Ethan Mollick, professor of management at the Wharton School at the University of Pennsylvania, has closely followed developments in generative AI tools, which can create essays, images, voices, code and more. based on a user’s text prompts.
He recently decided to see what such tools could accomplish in just 30 minutes, and describes the results this weekend on his One Useful Thing blog. The results were, he writes, “superhuman.”
In that short time, he writes, the tools managed to do market research, create a positioning document, write an email campaign, create a website, create a logo and a “hero photo” graphic, to do a social media campaign for multiple platforms. , then create a script and create a video.
The project involved marketing the launch of a new educational game, and he wanted AI tools to do all the work, while he was just giving instructions. He chose a game of which he himself is the author in order to measure the quality of the work. The game, Saturn Parable from Wharton Interactive, is designed to teach leadership and team skills during a fictional mission to Saturn.

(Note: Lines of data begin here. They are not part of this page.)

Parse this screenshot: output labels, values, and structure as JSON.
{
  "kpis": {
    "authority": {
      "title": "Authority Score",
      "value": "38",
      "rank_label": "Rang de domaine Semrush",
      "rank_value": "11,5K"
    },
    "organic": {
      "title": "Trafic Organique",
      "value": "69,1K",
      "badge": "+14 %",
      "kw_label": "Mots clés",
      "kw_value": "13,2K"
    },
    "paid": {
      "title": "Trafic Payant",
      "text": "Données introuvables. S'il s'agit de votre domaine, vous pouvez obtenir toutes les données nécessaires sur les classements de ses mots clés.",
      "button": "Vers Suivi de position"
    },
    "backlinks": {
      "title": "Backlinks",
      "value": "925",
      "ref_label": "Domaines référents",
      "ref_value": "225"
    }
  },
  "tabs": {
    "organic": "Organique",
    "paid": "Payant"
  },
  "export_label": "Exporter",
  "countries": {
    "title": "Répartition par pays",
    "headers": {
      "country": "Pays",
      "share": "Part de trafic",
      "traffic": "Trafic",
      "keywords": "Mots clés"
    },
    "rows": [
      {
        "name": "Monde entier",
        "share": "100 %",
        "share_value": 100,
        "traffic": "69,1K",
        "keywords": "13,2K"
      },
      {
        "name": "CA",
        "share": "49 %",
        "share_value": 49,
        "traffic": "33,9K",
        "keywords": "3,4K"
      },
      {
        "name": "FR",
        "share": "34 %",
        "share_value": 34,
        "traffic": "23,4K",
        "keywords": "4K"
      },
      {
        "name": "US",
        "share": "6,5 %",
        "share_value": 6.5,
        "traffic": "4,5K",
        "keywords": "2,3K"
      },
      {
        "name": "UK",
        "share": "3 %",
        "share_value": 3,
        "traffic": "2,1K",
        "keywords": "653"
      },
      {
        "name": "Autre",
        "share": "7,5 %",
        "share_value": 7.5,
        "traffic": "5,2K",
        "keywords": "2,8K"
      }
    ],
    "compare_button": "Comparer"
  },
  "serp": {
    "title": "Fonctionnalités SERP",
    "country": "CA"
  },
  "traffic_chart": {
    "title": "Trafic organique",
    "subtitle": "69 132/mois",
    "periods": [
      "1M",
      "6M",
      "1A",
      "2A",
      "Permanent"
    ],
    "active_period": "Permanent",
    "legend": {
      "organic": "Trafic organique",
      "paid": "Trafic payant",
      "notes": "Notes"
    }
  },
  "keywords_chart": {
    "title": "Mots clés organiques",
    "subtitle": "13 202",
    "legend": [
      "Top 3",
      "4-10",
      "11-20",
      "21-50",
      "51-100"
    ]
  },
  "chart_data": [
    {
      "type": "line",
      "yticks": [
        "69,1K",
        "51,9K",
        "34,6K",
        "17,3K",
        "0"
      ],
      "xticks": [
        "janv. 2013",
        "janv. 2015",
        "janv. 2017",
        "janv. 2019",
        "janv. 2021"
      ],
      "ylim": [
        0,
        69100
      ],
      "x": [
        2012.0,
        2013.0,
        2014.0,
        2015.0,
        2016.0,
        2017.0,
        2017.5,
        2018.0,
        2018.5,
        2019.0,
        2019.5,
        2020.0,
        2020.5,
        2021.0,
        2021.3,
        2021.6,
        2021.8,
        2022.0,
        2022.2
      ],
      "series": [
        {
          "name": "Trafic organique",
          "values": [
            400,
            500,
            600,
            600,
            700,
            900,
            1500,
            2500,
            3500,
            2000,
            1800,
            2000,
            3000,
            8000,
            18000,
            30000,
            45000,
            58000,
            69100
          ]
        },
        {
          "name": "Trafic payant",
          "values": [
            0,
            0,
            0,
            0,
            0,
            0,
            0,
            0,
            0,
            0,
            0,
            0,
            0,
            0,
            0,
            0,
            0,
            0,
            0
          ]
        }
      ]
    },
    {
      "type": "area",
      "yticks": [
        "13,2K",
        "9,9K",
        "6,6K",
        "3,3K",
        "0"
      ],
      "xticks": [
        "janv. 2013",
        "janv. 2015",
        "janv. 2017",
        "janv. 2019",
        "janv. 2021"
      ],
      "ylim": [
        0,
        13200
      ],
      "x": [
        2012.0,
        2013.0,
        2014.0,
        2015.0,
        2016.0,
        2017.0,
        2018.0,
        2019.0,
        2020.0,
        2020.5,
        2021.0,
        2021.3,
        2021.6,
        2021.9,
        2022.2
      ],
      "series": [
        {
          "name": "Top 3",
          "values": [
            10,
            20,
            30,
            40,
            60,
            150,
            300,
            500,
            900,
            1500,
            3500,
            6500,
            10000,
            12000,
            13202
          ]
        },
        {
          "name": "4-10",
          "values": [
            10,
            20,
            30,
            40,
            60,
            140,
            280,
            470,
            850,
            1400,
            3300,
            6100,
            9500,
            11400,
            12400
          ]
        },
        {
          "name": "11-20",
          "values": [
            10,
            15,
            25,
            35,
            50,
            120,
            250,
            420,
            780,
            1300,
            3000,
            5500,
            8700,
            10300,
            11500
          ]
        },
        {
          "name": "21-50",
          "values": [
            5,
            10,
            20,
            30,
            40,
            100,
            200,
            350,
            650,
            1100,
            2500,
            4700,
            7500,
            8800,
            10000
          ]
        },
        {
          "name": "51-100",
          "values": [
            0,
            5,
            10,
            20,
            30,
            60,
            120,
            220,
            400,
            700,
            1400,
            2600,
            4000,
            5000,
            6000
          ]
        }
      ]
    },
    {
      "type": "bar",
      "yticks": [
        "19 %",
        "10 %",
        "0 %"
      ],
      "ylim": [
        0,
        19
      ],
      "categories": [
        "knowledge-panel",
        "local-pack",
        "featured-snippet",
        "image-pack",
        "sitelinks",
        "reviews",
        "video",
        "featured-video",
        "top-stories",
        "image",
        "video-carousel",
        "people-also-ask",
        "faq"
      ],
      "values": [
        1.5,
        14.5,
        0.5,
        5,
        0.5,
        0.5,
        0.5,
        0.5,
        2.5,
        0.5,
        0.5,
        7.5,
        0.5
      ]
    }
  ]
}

First, Mollick turned to the GPT-4 powered version of Bing. Bing, of course, is Microsoft’s search engine, far behind Google, while GPT-4 is the successor to ChatGPT, OpenAI’s AI chatbot that took the world by storm after its release in late November. Microsoft To invested billions in OpenAI.
Mollick asked Bing to learn about gaming and the business simulation market it is a part of. He then asked her to “pretend to be a marketing genius” and produce a document that “presents an email marketing campaign and a single web page to promote the game”.
In less than 3 minutes, it generated four emails totaling 1,757 words.
He then asked Bing to describe the web page, including text and graphics, and then used GPT-4 to build the site.
He asked MidJourney, a generative AI tool that produces images from text prompts, to produce the “hero image” (the big image that visitors first encounter when visiting a website) .
Then he asked Bing to write a script for a video, an AI tool called ElevenLabs to create a realistic voice, and another called D-id to turn it into a video.
At that point, Mollick ran out of time. But, he notes, if he had had the plugins that OpenAI announced this weekhis AI chatbot, connected to email automation software, could have handled the email campaign for him.
According to OpenAI, plugins for Slack, Expedia, and Instacart are among the first to be created, with many more to come. The problem with AI chatbots, the company notes, is that “the only information they can learn from is their training data.” Plugins can be their “eyes and ears”, giving them access to more recent or specific data.
Mollick writes that he would have needed a team and “maybe days of work” to do all the work the AI tools did in 30 minutes.
Bill Gates wrote on his blog this week that ChatGPT and similar tools “will be more and more like having a white collar available to help you with various tasks”.
True white collar workers could be forgiven for feeling some anxiety.